Ricardo Faria
Ricardo Faria
Machico viveu nos últimos dias mais um momento histórico, da sua vasta e rica história, superiormente protagonizado pelas suas gentes locais.
A XIII edição do Mercado Quinhentista, subordinada ao tema Herdeiros de Tristão, não foi mais uma, foi sim uma grande produção que contou com 51 grupos de animação englobando 650 pessoas, ultrapassando os 200 espetáculos ao longo dos três dias. Este evento que promove a cultura do nosso povo, excelentemente organizado pela Escola Básica e Secundária de Machico, com o apoio do Governo Regional da Madeira, da Câmara Municipal de Machico e de uma panóplia de parceiros públicos e privados, orgulha todos os machiquenses como também, penso eu, todos os madeirenses. Parabéns a todos os envolvidos.
A história da freguesia de Machico é muito rica, como já sabemos. Uma das suas riquezas reside também no seu património edificado, o qual possui um valor inestimável para o seu povo como são os casos do Forte de Nossa Senhora do Amparo e o Forte de São João Baptista.

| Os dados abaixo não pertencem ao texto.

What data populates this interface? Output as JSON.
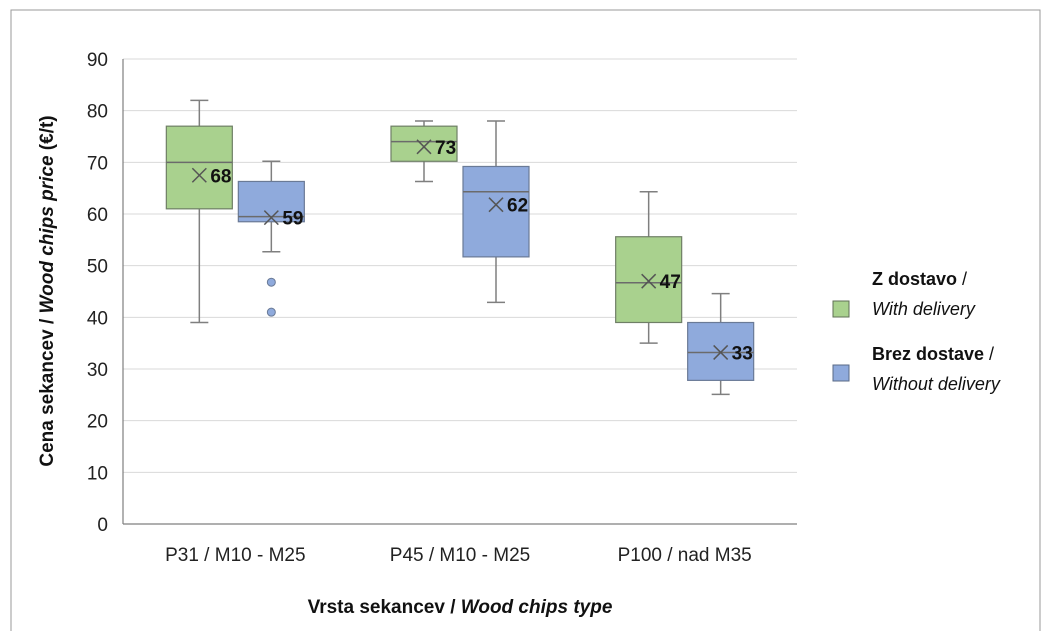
{
  "chart_data": {
    "type": "box",
    "ylabel_main": "Cena sekancev / ",
    "ylabel_italic": "Wood chips price",
    "ylabel_unit": " (€/t)",
    "xlabel_main": "Vrsta sekancev / ",
    "xlabel_italic": "Wood chips type",
    "ylim": [
      0,
      90
    ],
    "yticks": [
      0,
      10,
      20,
      30,
      40,
      50,
      60,
      70,
      80,
      90
    ],
    "grid": true,
    "legend_position": "right",
    "categories": [
      "P31 / M10 - M25",
      "P45 / M10 - M25",
      "P100 / nad M35"
    ],
    "series": [
      {
        "legend_bold": "Z dostavo",
        "legend_sep": " /",
        "legend_italic": "With delivery",
        "color": "#a9d18e",
        "stroke": "#6f7f66",
        "boxes": [
          {
            "min": 39,
            "q1": 61,
            "median": 70,
            "q3": 77,
            "max": 82,
            "mean": 67.5,
            "mean_label": "68",
            "outliers": []
          },
          {
            "min": 66.3,
            "q1": 70.2,
            "median": 74,
            "q3": 77,
            "max": 78,
            "mean": 73,
            "mean_label": "73",
            "outliers": []
          },
          {
            "min": 35,
            "q1": 39,
            "median": 46.7,
            "q3": 55.6,
            "max": 64.3,
            "mean": 47,
            "mean_label": "47",
            "outliers": []
          }
        ]
      },
      {
        "legend_bold": "Brez dostave",
        "legend_sep": " /",
        "legend_italic": "Without delivery",
        "color": "#8faadc",
        "stroke": "#6a7a96",
        "boxes": [
          {
            "min": 52.7,
            "q1": 58.5,
            "median": 59.5,
            "q3": 66.3,
            "max": 70.2,
            "mean": 59.3,
            "mean_label": "59",
            "outliers": [
              46.8,
              41
            ]
          },
          {
            "min": 42.9,
            "q1": 51.7,
            "median": 64.3,
            "q3": 69.2,
            "max": 78,
            "mean": 61.8,
            "mean_label": "62",
            "outliers": []
          },
          {
            "min": 25.1,
            "q1": 27.8,
            "median": 33.2,
            "q3": 39,
            "max": 44.6,
            "mean": 33.2,
            "mean_label": "33",
            "outliers": []
          }
        ]
      }
    ]
  }
}
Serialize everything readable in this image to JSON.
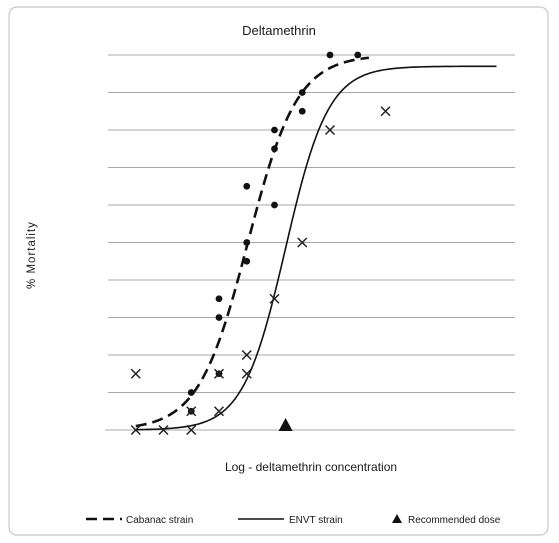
{
  "chart_data": {
    "type": "scatter",
    "title": "Deltamethrin",
    "xlabel": "Log - deltamethrin concentration",
    "ylabel": "% Mortality",
    "xlim": [
      0,
      10
    ],
    "ylim": [
      0,
      100
    ],
    "grid": true,
    "legend_position": "bottom",
    "series": [
      {
        "name": "Cabanac strain",
        "marker": "dot",
        "line": "dashed",
        "points": [
          {
            "x": 1.5,
            "y": 5
          },
          {
            "x": 1.5,
            "y": 10
          },
          {
            "x": 2.0,
            "y": 15
          },
          {
            "x": 2.0,
            "y": 30
          },
          {
            "x": 2.0,
            "y": 35
          },
          {
            "x": 2.5,
            "y": 45
          },
          {
            "x": 2.5,
            "y": 50
          },
          {
            "x": 2.5,
            "y": 65
          },
          {
            "x": 3.0,
            "y": 60
          },
          {
            "x": 3.0,
            "y": 75
          },
          {
            "x": 3.0,
            "y": 80
          },
          {
            "x": 3.5,
            "y": 85
          },
          {
            "x": 3.5,
            "y": 90
          },
          {
            "x": 4.0,
            "y": 100
          },
          {
            "x": 4.5,
            "y": 100
          }
        ],
        "curve": {
          "x0": 2.52,
          "k": 2.25,
          "x_start": 0.5,
          "x_end": 4.7
        }
      },
      {
        "name": "ENVT strain",
        "marker": "cross",
        "line": "solid",
        "points": [
          {
            "x": 0.5,
            "y": 15
          },
          {
            "x": 0.5,
            "y": 0
          },
          {
            "x": 1.0,
            "y": 0
          },
          {
            "x": 1.5,
            "y": 0
          },
          {
            "x": 1.5,
            "y": 5
          },
          {
            "x": 2.0,
            "y": 5
          },
          {
            "x": 2.0,
            "y": 15
          },
          {
            "x": 2.5,
            "y": 15
          },
          {
            "x": 2.5,
            "y": 20
          },
          {
            "x": 3.0,
            "y": 35
          },
          {
            "x": 3.5,
            "y": 50
          },
          {
            "x": 4.0,
            "y": 80
          },
          {
            "x": 5.0,
            "y": 85
          }
        ],
        "curve": {
          "x0": 3.2,
          "k": 2.6,
          "ymax": 97,
          "x_start": 0.5,
          "x_end": 7.0
        }
      }
    ],
    "markers": [
      {
        "name": "Recommended dose",
        "shape": "triangle",
        "x": 3.2,
        "y": 0
      }
    ]
  },
  "legend": {
    "cabanac_label": "Cabanac strain",
    "envt_label": "ENVT strain",
    "dose_label": "Recommended dose"
  }
}
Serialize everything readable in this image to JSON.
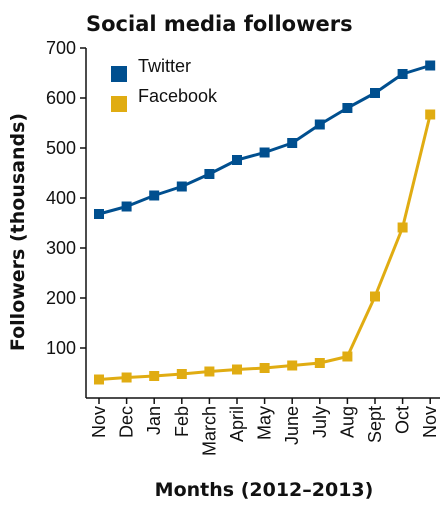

O Forte de Nossa Senhora do Amparo foi erguido em 1706 pelo Capitão Francisco Dias Franco, escrivão da Câmara de Machico, de acordo com a inscrição epigráfica sobre o portão de armas. No contexto da Guerra Civil Portuguesa (1824-1834), por ocasião do desembarque das tropas Miguelistas que visavam erradicar o Regime Liberal na Madeira em 1828, foi o último forte da ilha da Madeira a render-se às tropas de D. Miguel.
Em 1940 o imóvel foi entregue à Guarda Nacional Republicana, encontrando-se classificado como Imóvel de Interesse Público pelo Decreto nº. 30/762, de 26 de setembro de 1940. Em 1993 foi doado ao Governo Regional da Madeira, sendo entregue a sua gestão à Câmara Municipal de Machico.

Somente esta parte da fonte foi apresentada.